What caused her to be so talkative? Was it her high-strung but adoring mother, who found her delightfully and admirably impulsive? Was it the fact that this woman never worked a day in her life, having not learned the skills needed for a job, how to study for a degree, or acquire the skills needed for a basic certificate? Was it envy of her older siblings? Tongue too long for her mouth? Doctors who failed to diagnose her logorrhea? Whatever the cause, the result is that no one ever succeeded in silencing her.
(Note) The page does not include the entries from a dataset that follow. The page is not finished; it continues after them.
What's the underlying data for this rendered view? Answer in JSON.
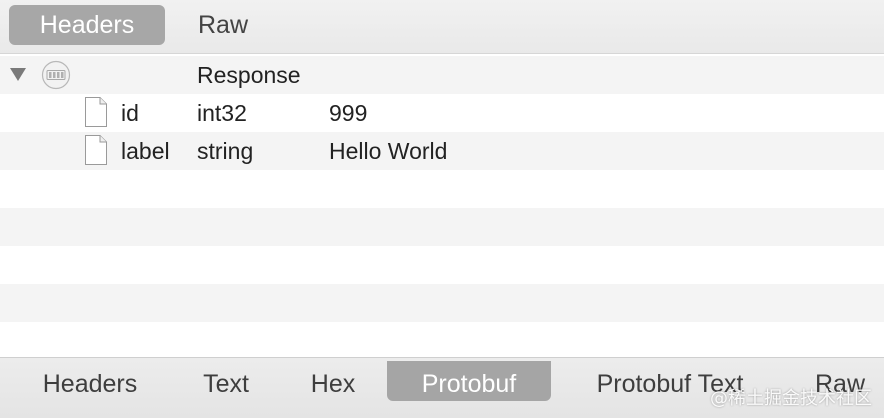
{
  "top_tabs": [
    {
      "label": "Headers",
      "active": true
    },
    {
      "label": "Raw",
      "active": false
    }
  ],
  "tree": {
    "root": {
      "name": "",
      "type": "Response",
      "value": "",
      "icon": "message-icon",
      "expanded": true
    },
    "fields": [
      {
        "name": "id",
        "type": "int32",
        "value": "999",
        "icon": "file-icon"
      },
      {
        "name": "label",
        "type": "string",
        "value": "Hello World",
        "icon": "file-icon"
      }
    ]
  },
  "bottom_tabs": [
    {
      "label": "Headers",
      "active": false
    },
    {
      "label": "Text",
      "active": false
    },
    {
      "label": "Hex",
      "active": false
    },
    {
      "label": "Protobuf",
      "active": true
    },
    {
      "label": "Protobuf Text",
      "active": false
    },
    {
      "label": "Raw",
      "active": false
    }
  ],
  "watermark": "@稀土掘金技术社区",
  "colors": {
    "active_tab_bg": "#a7a7a7",
    "active_tab_text": "#ffffff",
    "stripe": "#f4f4f4"
  }
}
One day she was taken, much against her will and the weak protests of immediate relatives, with the help of a moving company and three police officers, to the Palais de Versailles garden and placed in the cool basin of a special breezy fountain, probably Niobe’s, since no one could stanch her interminable word flow. Now water, too, falls noisily from her mouth, covering the flow of her irrepressible speeches, disguising them lest her utterings offend international visitors ambling along the alleys of le Parc du Jardin de Versailles.